Thanks so much for your reply. I really appreciate it.

Yes, I am expecting drastic change in tempreature and vapor volume fraction near the outlet. When the heat flux reaches a critical point, there will be a film of vapor constantly present on the wall surface, which in turn deterioates the performance of heat transfer significantly.

I've trield to reduce the timescale factor down to 0.001 (ds = ~1e-7 s) and gotten a gradual reduction in residuals. But at some point, there is always a sudden jump in redusiduals and the calculations starts to diverge.

I was wondering do you have experience in changing the parameters of AMG solver? Do you think it would be for getting convergence?

Again, thanks for you time. I can always learn something from your posts.

[LuckyTran]

The AMG settings generally do not help that much with divergence. The settings for the COUPLED solver are a little more aggressive than SIMPLE. Try copying the settings over from SIMPLE.

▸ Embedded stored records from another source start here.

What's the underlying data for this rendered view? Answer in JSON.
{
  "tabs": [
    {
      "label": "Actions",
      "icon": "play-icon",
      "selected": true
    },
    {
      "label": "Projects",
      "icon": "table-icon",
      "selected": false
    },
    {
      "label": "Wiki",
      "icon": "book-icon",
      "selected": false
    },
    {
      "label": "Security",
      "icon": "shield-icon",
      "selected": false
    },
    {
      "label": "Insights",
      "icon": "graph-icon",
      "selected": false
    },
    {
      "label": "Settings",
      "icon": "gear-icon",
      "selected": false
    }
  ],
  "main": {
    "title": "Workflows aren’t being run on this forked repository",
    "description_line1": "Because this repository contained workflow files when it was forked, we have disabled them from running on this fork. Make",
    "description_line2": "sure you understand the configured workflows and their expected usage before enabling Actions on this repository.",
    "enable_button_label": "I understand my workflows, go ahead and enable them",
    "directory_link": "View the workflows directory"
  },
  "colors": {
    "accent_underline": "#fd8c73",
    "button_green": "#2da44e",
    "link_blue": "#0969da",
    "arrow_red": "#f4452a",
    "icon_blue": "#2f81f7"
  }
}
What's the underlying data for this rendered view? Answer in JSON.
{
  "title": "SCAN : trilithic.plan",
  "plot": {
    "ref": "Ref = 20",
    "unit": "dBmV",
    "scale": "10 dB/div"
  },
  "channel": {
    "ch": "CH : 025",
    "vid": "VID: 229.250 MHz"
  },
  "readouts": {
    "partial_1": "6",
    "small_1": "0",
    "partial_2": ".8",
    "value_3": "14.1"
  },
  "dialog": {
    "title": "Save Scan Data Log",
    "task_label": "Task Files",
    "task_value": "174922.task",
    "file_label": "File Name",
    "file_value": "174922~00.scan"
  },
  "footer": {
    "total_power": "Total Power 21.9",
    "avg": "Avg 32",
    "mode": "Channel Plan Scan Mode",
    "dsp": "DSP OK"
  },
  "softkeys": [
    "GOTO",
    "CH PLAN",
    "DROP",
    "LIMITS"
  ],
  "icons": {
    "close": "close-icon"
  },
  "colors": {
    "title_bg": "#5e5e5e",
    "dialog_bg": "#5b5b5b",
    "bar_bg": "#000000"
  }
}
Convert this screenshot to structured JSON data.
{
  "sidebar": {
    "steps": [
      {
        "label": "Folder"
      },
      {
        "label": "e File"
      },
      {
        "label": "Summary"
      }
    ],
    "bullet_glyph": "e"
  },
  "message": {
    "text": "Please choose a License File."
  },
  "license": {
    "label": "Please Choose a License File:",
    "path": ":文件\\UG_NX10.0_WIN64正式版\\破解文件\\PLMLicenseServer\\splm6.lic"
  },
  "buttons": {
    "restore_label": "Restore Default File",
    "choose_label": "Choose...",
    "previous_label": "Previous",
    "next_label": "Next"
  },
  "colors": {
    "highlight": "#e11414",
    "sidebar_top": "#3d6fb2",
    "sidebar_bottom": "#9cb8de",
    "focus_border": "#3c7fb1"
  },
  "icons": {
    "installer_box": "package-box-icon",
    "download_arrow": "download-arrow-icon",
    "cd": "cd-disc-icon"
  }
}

Even better though is to switch over to SIMPLE/PISO entirely rather than adjusting the AMG. The P-V coupling and URF's have a much bigger influence on stability.

[mohamad.afsari]

HI
what is the initial condition?

[Mike.Smart.Kemp]

when can we use the LEE model?

[rampal]

Hi Friends, I'm doing horizontal flow boiling simulation in fluent, but not getting converged solution. I'm using eulerian wall boiling model for this problem. Have anyone done this type of problem ? I need your valuable help to solve this problem. If anyone have article related to horizontal flow boiling, kindly share.

I have successfully done this for vertical pipe flow.